Jon turned to the assembled lords, noting how they looked at him now—that mixture of fear and awe that sat like acid in his stomach. "Send ravens to every house that remembers their oaths."

The maester, a thin man with trembling hands, nodded rapidly.

"Tell them the Boltons' time is ending." Jon's voice carried across the courtyard, each word falling like a hammer blow. "Tell them winter is coming for House Bolton."

The wight lurched toward a group of Flint men, who scattered like leaves. Its mindless hunger, its relentless assault—this was the future if they failed. This was what waited beyond the Wall in numbers beyond counting.

"This is why I fight." Jon gestured to the creature. "Because the real war is coming, and we need the North united when it does and House Stark will have it's due."

The lords exchanged glances—calculation mixing with fear, ambition warring with terror. Mors Umber was the first to nod, his scarred face grim as old stone. "Aye. The Umbers remember their oaths."

One by one, the others followed. The Liddles, the Flints, even the Baratheon men who'd looked ready to flee moments before. They nodded and murmured agreement, though Jon could smell the fear-sweat on them, could hear hearts still racing.

"Secure that thing." Jon gestured to the wight. "We'll need it again before this is done."
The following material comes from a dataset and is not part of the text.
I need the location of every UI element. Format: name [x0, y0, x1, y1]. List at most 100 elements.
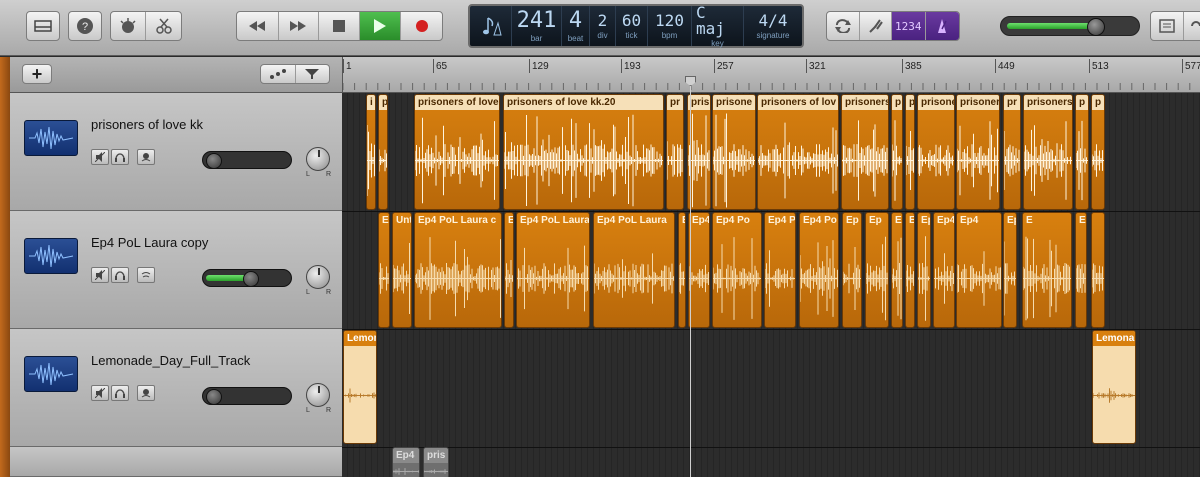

Men scrambled to obey, giving the creature a wide berth as they maneuvered it back toward the crate. Jon caught Val watching him from across the courtyard, the intensity in her pale eyes stirring part of him he forgot existed.

The fire in his veins settled back to embers, but Jon knew it was only sleeping. Waiting. Growing stronger with each passing day. Ghost pressed against his leg, the direwolf's warmth the only thing that still felt entirely real, entirely his.
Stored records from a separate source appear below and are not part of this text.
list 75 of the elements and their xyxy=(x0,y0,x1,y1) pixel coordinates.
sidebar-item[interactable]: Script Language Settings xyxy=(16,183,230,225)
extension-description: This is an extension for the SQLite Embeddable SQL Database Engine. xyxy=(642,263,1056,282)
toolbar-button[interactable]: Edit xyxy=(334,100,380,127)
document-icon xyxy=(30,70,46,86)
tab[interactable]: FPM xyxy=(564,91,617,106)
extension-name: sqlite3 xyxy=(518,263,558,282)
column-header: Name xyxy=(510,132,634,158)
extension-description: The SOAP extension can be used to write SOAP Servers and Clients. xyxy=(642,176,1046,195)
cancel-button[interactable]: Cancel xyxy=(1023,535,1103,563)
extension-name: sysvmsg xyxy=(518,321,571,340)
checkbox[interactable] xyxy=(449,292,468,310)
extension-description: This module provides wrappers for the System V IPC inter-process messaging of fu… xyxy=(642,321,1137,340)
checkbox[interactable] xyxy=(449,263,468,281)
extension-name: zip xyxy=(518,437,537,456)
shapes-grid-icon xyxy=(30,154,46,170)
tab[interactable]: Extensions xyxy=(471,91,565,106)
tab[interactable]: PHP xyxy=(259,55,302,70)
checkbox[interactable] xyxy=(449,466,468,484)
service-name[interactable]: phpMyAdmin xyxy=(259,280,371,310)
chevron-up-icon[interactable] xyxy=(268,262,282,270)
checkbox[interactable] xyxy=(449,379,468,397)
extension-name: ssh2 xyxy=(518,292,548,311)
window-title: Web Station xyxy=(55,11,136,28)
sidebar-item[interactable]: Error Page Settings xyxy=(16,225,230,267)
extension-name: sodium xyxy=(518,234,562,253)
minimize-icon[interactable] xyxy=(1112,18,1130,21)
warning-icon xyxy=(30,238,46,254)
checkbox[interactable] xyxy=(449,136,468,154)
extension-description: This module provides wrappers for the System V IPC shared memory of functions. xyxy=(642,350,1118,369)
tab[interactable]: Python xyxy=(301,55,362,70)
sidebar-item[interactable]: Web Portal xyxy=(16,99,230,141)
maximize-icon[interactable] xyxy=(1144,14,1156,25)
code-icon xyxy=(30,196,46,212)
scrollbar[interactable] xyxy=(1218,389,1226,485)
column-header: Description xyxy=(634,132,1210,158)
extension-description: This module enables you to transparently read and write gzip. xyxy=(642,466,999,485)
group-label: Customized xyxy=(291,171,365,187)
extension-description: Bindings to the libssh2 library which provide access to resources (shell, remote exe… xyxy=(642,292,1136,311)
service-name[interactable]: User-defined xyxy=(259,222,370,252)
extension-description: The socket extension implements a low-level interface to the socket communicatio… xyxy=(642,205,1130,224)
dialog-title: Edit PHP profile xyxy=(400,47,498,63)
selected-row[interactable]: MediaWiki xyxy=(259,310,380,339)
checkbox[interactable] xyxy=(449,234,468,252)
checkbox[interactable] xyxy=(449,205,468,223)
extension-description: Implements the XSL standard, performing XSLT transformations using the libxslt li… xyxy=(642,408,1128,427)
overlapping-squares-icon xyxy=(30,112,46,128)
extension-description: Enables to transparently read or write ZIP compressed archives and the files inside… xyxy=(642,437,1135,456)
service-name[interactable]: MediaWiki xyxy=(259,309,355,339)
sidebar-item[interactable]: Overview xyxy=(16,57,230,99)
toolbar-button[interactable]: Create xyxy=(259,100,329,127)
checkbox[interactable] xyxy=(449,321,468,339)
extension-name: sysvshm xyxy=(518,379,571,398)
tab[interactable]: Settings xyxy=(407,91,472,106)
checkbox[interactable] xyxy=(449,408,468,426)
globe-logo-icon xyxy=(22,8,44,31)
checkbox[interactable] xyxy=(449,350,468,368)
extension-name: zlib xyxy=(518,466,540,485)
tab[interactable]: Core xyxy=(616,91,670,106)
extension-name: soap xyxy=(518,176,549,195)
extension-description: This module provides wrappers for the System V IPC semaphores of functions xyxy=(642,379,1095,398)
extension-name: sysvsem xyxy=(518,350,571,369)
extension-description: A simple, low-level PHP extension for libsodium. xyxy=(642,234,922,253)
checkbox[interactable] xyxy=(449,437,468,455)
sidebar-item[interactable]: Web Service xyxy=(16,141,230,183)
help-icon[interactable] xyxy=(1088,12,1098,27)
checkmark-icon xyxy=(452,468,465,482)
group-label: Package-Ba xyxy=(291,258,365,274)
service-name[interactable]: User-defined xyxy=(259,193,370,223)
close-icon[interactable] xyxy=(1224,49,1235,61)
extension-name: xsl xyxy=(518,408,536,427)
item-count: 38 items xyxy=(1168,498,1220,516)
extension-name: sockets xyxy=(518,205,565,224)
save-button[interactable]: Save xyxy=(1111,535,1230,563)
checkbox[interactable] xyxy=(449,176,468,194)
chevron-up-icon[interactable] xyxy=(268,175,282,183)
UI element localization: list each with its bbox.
"My lord," the maester ventured, voice quavering. "The ravens—what message exactly should—"

"Tell them Jon Snow has returned from the dead." The words fell into sudden silence. "Tell them the bastard of Winterfell comes to reclaim his father's seat. Tell them to choose—Bolton or Stark. There will be no neutrality in what's coming."

The wind picked up, driving snow between them like a curtain. Somewhere in the distance, a wolf howled—or perhaps it was just the wind. These days, Jon couldn't always tell the difference.